In 2000, more than 180 countries pledged their commitment to working towards the Millennium Development Goals (MDGs), a set of targets for global development to be completed by 2015. These included the eradication of world poverty and worldwide access to primary education. Whilst much progress has been made, several challenges remain. Only last year there were 58 million children across the globe missing out on basic education and a staggering 250 million children of primary school age still cannot read or write. There is still much to be done.
In light of this, the recently approved Sustainable Development Goals – a result of the Rio+20 Conference held in Brazil in 2012 - are the newest building block upon the foundations established by the MDGs. Based upon the same underlying principles, they are a revitalised set of global targets to be achieved by 2030 which build upon the progress and challenges from the last 15 years. Within the 17 ambitious goals education plays a key role and APIE is encouraged to see a particular focus on the quality of education and to ensuring equal opportunities for all.
Quality education: key to achieving sustainability
The importance of high quality education cannot be overstated. Education reduces poverty, increases gender equality, supports economic growth and provides a strong framework for the long-term stability of developing countries and their international relations. This is why improving the quality of education across the globe remains such a key part of international development; the Sustainable Development Goals testify to this in Goal Four:
To ensure inclusive and equitable quality education and promote lifelong learning opportunities for all
For APIE, quality education is our main focus. In Rwanda, our project Umubano Primary School is the first stepping stone on the road to ensuring this goal is realised. By training teachers to deliver a dynamic education, students gain irreplaceable skills such as critical thinking and problem solving which ensure life-long learning. By providing practical placements for trainee teachers and in-house training for current staff, we ensure they are able to equip the next generation with the skills they need to thrive in a global world. Umubano Primary School is a microcosm of high quality education, for both teachers and students. As confidence grows in the practical, interactive and child-centered methods of teaching and learning, the positive effects will be disseminated more widely as teachers reach out to new schools and share their experiences and knowledge.

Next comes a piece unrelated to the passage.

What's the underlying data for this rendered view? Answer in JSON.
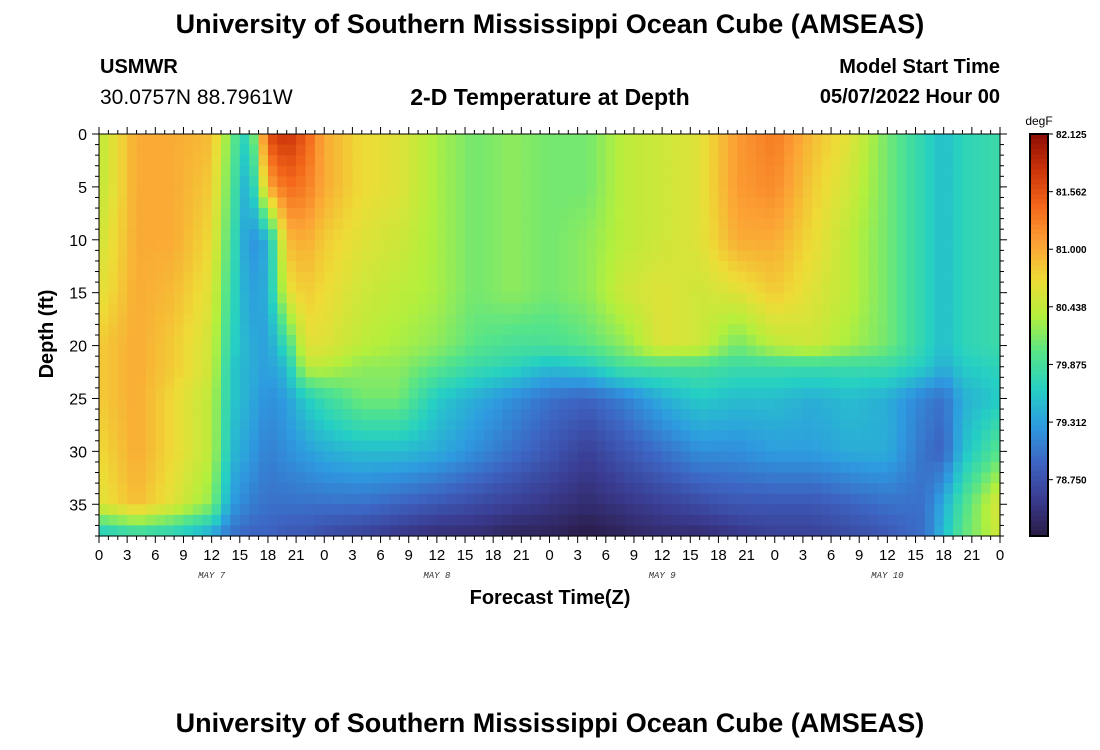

Inclusion, equity and opportunities for all
The Sustainable Development Goal on education breaks down into smaller targets with specific timelines. For example, Goal 4.2 aims to ensure that all children are prepared for primary school through a minimum of one year’s quality early childhood (nursery) education. Although this is still an emerging field in Rwanda, at Umubano Primary School there are 80 students falling into the early education bracket (under 5’s). Teachers are using interactive and child-centered learning to ensure these young children build a strong foundation for future learning. We will continue to develop this aspect of Umubano Primary School so we can lead the way in advocating the importance of life-long learning.
Another component of the overarching goal on education is ensuring equal access to education and vocational training for the most vulnerable, such as those with disabilities. With 1 in 3 children out of school because of disability, this is an incredibly important initiative to ensure equal opportunity for all. Umubano Primary is innovative in its infrastructure – it is fully equipped for disabled access and caters for several disabled students and those with special educational needs. While this is a relatively new in Rwandan schools, we are already seeing this model of inclusion being replicated beyond Umubano so that access for all children, regardless of background and circumstance, will continue to improve.
Sustainability : 2030 and beyond
As sustainability becomes the buzz word of the international development agenda, we are encouraged to see the global community taking stock of the importance of quality education in transforming lives. We hope that the learning from Umubano Primary School continues to be shared so that innovations from the inside out continue to impact on teacher training and school development more widely. Now that quality, inclusive education has a stronghold, we hope that those 58 million children out of school, and the 250 million who cannot read or write, will be the ones writing the next global agenda and making a positive impact on their world.